Recent weather has placed Arkansas soybean production in an awkward situation. Cool, wet conditions in April limited planting and decreased seedling vigor tremendously. May arrived with warmer temperatures, but soil moisture has been marginal for planting.
A lot of soybeans were planted in the first two weeks of May. Where conditions were favorable, acceptable stands emerged in less than 14 days. Where soybeans were planted into minimal soil moisture or just plain dry soils, farmers are hoping for rains.
Farmers will soon make decisions about stands on many of those acres. Recommended soybean populations depend upon maturity groups and production systems (irrigated or non-irrigated) used. For indeterminate varieties (Group 3 and Group 4) a final population of 130,000 plants per acre is recommended. For determinate varieties (Group 5, Group 6 and Group 7), final populations of 100,000 plants per irrigated acre and 80,000 plants per non-irrigated acre are recommended.
Estimating plant stands
The population of a plant stand can be determined in many ways. If soybeans are produced on rows (15 inches to 38 inches), I prefer to use “plants per row foot” to estimate final plant populations. To determine if a population is adequate, count the number of surviving plants per row feet and convert the number to plants per acre.
For narrower rows (less than 15 inches), estimating soybean stands per square foot is sometimes more appropriate. This can be done easily with a number of tools. Many use squares constructed from plastic pipe ranging in size from 1 to 10 square feet.
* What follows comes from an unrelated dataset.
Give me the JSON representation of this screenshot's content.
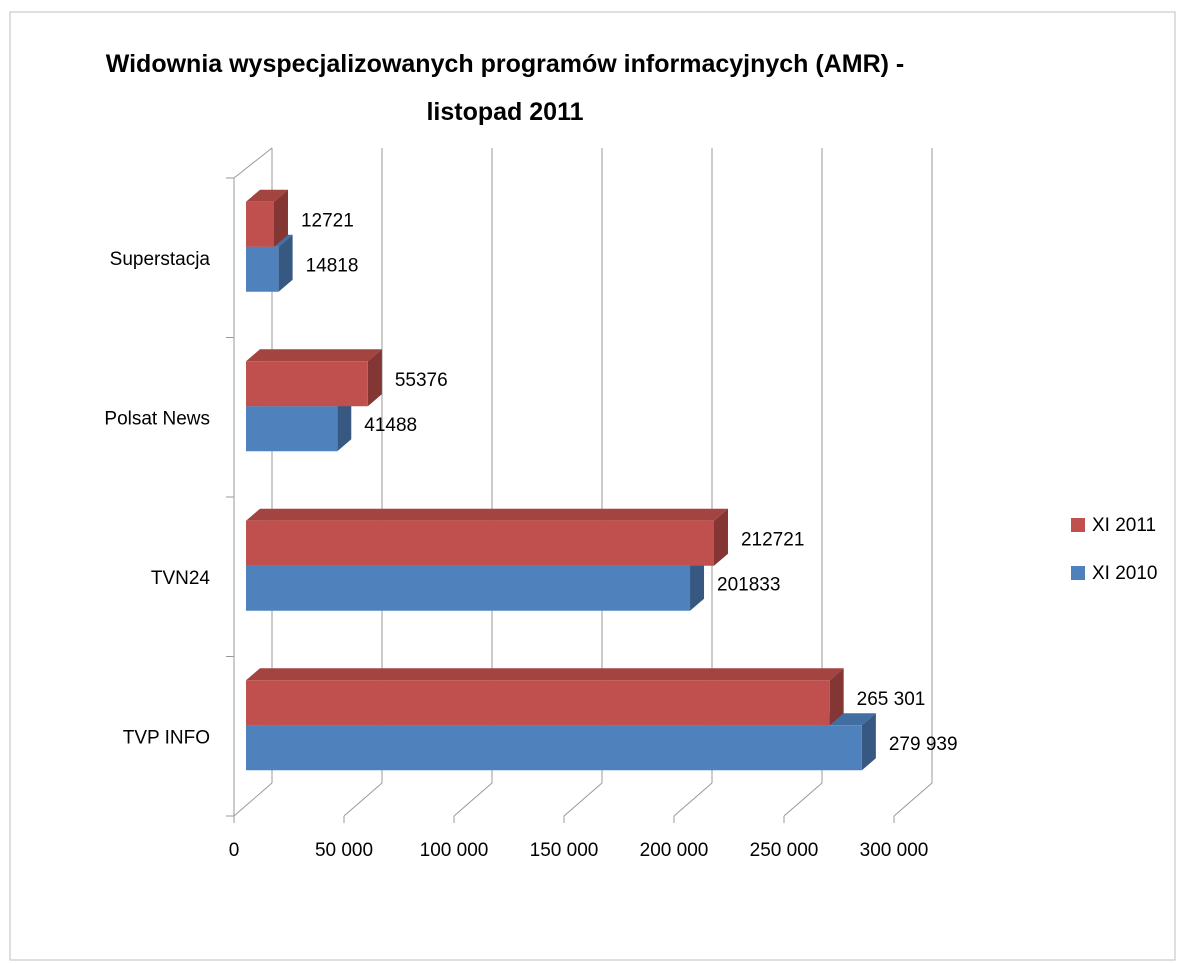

Begin by counting the plants within the square and convert the number to plants per square foot. Multiply the number of plants per square foot by 43,560 (square feet in an acre) to obtain the soybean population.
Another popular tool is a “hula hoop.” With this method you will more than likely use some of the high school geometry you swore you never would. Most “hula hoops” have a 3-foot diameter, with an area of 7.07 square feet.
Count the number of soybean plants inside the hoop and multiply by 6,161 to obtain the number of plants per acre.
Regardless of the method used, be sure to count several sites throughout a field for a better idea of the field average. Also, use commonsense. Many weather-damaged plants alive when you estimate the stand could die in the future.
Having estimated the plant population, should you replant or keep the existing stand? This is going to be a field-specific question. If you have planted Group 4s on non-irrigated land and the population falls between 60,000 to 70,000 plants per acre, seriously consider keeping the stand. However, if you can irrigate and the field has a history of strong yields, replanting since you have time to make an excellent crop.
Chris Tingle is the Extension agronomist for soybeans with the University of Arkansas Cooperative Extension Service.